Драматург Дэвид Бриттон (D. J. Britton) родился, вырос и получил известность в Австралии, а сейчас возглавляет кафедру творческого письма (creative writing) в Университете Суонси в Уэльсе. Бриттон — обладатель многих театральных премий, долгое время сотрудничал с Би-би-си как постановщик оригинальных драм и автор сценических адаптаций (в том числе произведений известных русскоязычных авторов). «Коммерсантъ UK» поговорил с Бриттоном о том, как он работал над постановкой романов Шолохова и Булгакова, о различиях между русской и британской литературой и об отмене русской культуры на Западе.

— Как вы попали из Австралии в Уэльс и начали преподавать здесь в университете?

— В Австралии я возглавлял продюсерскую группу по радиодраме в национальной вещательной компании ABC. Когда проект завершился, мне захотелось, что называется, посмотреть шире на мир и поискать новые возможности. Моя сестра жила в Уэльсе, и я уже делал здесь постановки для Би-би-си, поэтому я приехал сюда. Мне тут понравилось, и в конце концов я решил остаться. С самого начала Уэльс был добр ко мне и как к драматургу, и как к преподавателю.

— Откуда возник ваш исследовательский (и писательский) интерес к произведениям на русском языке?

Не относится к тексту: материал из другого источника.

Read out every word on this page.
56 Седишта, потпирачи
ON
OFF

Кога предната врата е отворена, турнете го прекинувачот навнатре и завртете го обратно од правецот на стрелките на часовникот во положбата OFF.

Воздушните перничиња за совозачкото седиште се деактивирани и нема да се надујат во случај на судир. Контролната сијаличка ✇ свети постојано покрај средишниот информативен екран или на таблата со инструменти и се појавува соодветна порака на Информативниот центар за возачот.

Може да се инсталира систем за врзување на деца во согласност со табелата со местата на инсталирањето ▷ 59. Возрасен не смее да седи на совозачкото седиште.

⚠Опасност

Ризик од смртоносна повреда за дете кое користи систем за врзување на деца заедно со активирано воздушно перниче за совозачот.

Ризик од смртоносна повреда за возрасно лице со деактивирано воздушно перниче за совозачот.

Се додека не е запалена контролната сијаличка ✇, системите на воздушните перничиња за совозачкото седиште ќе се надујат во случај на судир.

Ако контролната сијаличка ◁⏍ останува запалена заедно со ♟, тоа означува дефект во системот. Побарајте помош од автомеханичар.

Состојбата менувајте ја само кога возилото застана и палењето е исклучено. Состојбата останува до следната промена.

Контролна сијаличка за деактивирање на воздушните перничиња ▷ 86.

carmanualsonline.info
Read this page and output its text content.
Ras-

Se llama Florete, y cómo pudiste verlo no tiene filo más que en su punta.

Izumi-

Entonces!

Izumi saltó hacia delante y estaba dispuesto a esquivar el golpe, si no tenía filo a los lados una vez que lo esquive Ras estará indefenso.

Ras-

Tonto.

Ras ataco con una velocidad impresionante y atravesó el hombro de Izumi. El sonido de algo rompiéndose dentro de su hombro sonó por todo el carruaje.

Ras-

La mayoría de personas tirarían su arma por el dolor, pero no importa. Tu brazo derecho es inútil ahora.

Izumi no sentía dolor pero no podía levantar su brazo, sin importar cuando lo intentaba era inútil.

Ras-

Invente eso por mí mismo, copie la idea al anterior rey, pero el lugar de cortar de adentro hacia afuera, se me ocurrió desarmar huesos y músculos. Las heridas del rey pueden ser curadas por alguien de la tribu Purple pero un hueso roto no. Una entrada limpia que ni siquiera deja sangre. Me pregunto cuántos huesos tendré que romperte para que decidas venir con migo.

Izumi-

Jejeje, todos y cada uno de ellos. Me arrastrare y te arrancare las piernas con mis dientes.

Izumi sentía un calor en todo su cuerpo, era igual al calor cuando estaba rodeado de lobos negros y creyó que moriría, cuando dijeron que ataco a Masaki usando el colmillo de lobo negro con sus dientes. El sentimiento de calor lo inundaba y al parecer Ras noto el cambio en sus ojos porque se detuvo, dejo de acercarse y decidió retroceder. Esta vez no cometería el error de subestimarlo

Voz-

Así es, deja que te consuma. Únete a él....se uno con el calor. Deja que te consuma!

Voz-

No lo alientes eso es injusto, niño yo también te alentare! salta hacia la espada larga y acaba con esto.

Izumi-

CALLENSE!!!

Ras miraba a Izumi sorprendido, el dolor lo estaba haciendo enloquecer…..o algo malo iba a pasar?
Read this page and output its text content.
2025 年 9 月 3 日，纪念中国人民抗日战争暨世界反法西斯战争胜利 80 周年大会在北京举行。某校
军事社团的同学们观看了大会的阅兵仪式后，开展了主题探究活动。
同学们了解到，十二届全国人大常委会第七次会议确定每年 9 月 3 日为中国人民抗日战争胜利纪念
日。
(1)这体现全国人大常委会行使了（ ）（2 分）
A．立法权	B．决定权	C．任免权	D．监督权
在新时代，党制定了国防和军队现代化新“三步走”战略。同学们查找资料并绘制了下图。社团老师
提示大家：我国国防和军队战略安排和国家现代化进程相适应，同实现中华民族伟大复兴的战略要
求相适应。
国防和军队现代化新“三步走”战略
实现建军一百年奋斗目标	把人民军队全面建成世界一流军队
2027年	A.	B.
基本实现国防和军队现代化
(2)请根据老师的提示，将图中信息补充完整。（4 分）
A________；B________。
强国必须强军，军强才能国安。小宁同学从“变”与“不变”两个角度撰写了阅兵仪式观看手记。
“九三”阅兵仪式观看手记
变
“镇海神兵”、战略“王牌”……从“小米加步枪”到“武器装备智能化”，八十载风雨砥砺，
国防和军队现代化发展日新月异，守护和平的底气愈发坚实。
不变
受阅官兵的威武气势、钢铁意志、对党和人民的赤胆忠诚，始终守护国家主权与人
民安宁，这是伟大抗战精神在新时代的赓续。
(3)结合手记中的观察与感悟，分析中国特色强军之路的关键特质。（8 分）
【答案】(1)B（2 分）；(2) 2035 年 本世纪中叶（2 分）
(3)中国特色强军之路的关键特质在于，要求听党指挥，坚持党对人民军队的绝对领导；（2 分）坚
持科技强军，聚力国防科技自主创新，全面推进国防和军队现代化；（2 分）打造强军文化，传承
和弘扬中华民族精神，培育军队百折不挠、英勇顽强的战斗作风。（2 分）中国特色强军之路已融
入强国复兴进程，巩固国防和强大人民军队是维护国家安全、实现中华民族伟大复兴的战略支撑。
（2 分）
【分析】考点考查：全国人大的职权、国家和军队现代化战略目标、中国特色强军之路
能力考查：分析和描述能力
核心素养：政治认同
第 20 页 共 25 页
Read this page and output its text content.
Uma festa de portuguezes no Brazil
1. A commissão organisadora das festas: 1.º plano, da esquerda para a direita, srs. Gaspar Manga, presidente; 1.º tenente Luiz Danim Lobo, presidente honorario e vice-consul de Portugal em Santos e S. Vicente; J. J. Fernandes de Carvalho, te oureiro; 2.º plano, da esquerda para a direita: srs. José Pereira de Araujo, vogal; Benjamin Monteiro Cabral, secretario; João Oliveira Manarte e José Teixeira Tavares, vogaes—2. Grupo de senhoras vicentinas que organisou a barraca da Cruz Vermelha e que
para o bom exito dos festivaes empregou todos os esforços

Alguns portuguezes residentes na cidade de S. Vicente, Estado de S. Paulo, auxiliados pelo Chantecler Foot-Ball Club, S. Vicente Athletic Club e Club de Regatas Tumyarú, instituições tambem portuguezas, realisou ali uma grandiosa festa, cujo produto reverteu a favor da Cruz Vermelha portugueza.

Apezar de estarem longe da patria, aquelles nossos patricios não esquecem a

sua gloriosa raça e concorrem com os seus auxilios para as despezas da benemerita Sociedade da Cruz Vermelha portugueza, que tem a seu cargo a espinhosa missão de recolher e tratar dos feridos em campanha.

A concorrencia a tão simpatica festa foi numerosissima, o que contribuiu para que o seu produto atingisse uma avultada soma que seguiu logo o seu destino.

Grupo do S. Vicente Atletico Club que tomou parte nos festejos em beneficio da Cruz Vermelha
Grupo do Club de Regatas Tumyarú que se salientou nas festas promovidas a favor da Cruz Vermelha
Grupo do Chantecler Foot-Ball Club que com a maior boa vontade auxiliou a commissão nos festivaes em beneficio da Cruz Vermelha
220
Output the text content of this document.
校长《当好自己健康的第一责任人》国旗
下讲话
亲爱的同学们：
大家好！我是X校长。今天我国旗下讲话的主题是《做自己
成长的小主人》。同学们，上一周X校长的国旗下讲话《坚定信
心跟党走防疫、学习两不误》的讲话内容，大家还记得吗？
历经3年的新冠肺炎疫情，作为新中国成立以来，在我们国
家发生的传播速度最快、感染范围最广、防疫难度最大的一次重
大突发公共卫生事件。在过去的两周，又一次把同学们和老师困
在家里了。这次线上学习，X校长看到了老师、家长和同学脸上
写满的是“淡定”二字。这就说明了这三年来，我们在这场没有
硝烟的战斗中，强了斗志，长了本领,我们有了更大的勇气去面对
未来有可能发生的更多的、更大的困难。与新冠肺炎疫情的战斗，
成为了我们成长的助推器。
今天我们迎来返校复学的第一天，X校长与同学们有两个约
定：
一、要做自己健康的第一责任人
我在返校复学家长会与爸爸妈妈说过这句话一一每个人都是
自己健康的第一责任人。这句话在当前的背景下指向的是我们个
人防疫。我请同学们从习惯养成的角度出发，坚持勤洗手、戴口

— Сначала меня просто интересовал театр. Как человека в теме, меня заинтересовала драматургия Антона Чехова, и в Австралии я ставил его «Трех сестер». Как многие современные драматурги, я уважаю Чехова за мастерство натурализма. Он стал для меня путеводной звездой и остается ею до сих пор. Мои любимые произведения — «Три сестры» и «Дядя Ваня» (кстати, я рассказываю о «Дяде Ване» своим студентам). Вероятно, Чехов был первым драматургом, сумевшим выявить скрытую правду наших диалогов — например, что осознавать никем не озвученное не менее важно, чем сказанное вслух. Он гениально создавал персонажей, жизни которых сталкиваются с социальной реальностью, ускользающей из-под контроля.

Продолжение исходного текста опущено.